Do you see a lot more nuances in this direction being a part of the new EP?
Yes, that’s the intent. We definitely have something in the works, and from what you may have seen in our advertising, the EP is called New Nostalgia. We’re definitely going a little bit more into our roots musically, but also putting our own spin on it.
Taking in all that you’ve been through with the band, what have you learned from it?

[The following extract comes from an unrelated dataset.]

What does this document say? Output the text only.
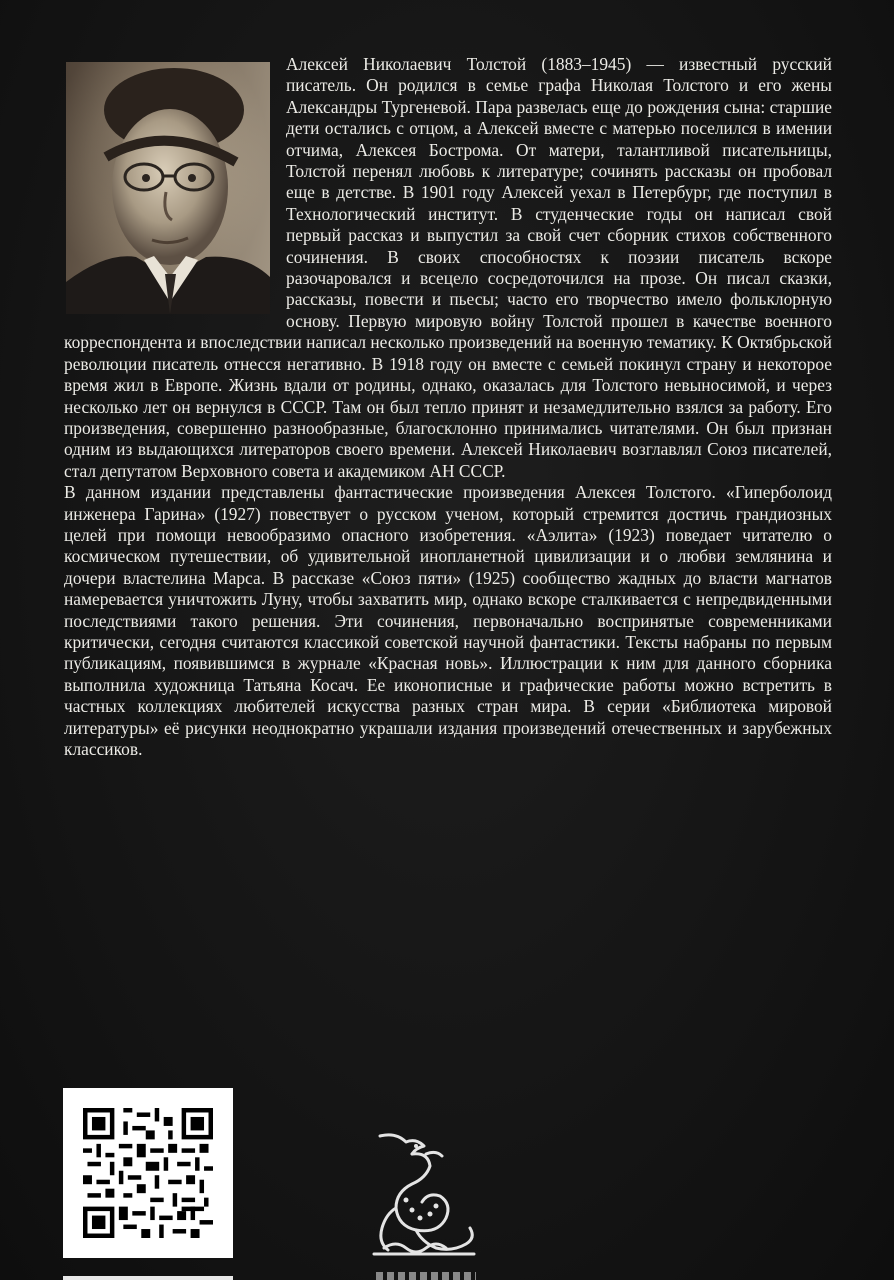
Алексей Николаевич Толстой (1883–1945) — известный русский писатель. Он родился в семье графа Николая Толстого и его жены Александры Тургеневой. Пара развелась еще до рождения сына: старшие дети остались с отцом, а Алексей вместе с матерью поселился в имении отчима, Алексея Бострома. От матери, талантливой писательницы, Толстой перенял любовь к литературе; сочинять рассказы он пробовал еще в детстве. В 1901 году Алексей уехал в Петербург, где поступил в Технологический институт. В студенческие годы он написал свой первый рассказ и выпустил за свой счет сборник стихов собственного сочинения. В своих способностях к поэзии писатель вскоре разочаровался и всецело сосредоточился на прозе. Он писал сказки, рассказы, повести и пьесы; часто его творчество имело фольклорную основу. Первую мировую войну Толстой прошел в качестве военного корреспондента и впоследствии написал несколько произведений на военную тематику. К Октябрьской революции писатель отнесся негативно. В 1918 году он вместе с семьей покинул страну и некоторое время жил в Европе. Жизнь вдали от родины, однако, оказалась для Толстого невыносимой, и через несколько лет он вернулся в СССР. Там он был тепло принят и незамедлительно взялся за работу. Его произведения, совершенно разнообразные, благосклонно принимались читателями. Он был признан одним из выдающихся литераторов своего времени. Алексей Николаевич возглавлял Союз писателей, стал депутатом Верховного совета и академиком АН СССР.

В данном издании представлены фантастические произведения Алексея Толстого. «Гиперболоид инженера Гарина» (1927) повествует о русском ученом, который стремится достичь грандиозных целей при помощи невообразимо опасного изобретения. «Аэлита» (1923) поведает читателю о космическом путешествии, об удивительной инопланетной цивилизации и о любви землянина и дочери властелина Марса. В рассказе «Союз пяти» (1925) сообщество жадных до власти магнатов намеревается уничтожить Луну, чтобы захватить мир, однако вскоре сталкивается с непредвиденными последствиями такого решения. Эти сочинения, первоначально воспринятые современниками критически, сегодня считаются классикой советской научной фантастики. Тексты набраны по первым публикациям, появившимся в журнале «Красная новь». Иллюстрации к ним для данного сборника выполнила художница Татьяна Косач. Ее иконописные и графические работы можно встретить в частных коллекциях любителей искусства разных стран мира. В серии «Библиотека мировой литературы» её рисунки неоднократно украшали издания произведений отечественных и зарубежных классиков.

That’s a good question. For me, this has been a fantastic experience for me. In joining this band, I’ve learned that I’m leaps and bounds from who I was just a few years ago. I’ve really taken responsibility for my own growth, and have learned to communicate more effectively, not only with the band, but with our fans as well. I recognize that the producers and promoters we’ve known work so hard to put bands on the map, and we’ve been really lucky. We recently got signed to 80/20 Records with Mike [Zimmerlich], and meeting him has been a huge blessing; he’s a fantastic guy. I really can’t see myself doing anything other than being in this band, or even working with these people. It’s been massive for me – physically, mentally, and emotionally.
Lastly, anything you’d like to say to your fans?
Yes! Keep an eye and an ear out for new stuff. I know we’re going through a crazy, crazy time right now with the virus and everything, but just know that we’re here for you, and we love everybody. We’re only going to get through this if we’re in it together. Keep on keepin’ on, and keep your head up!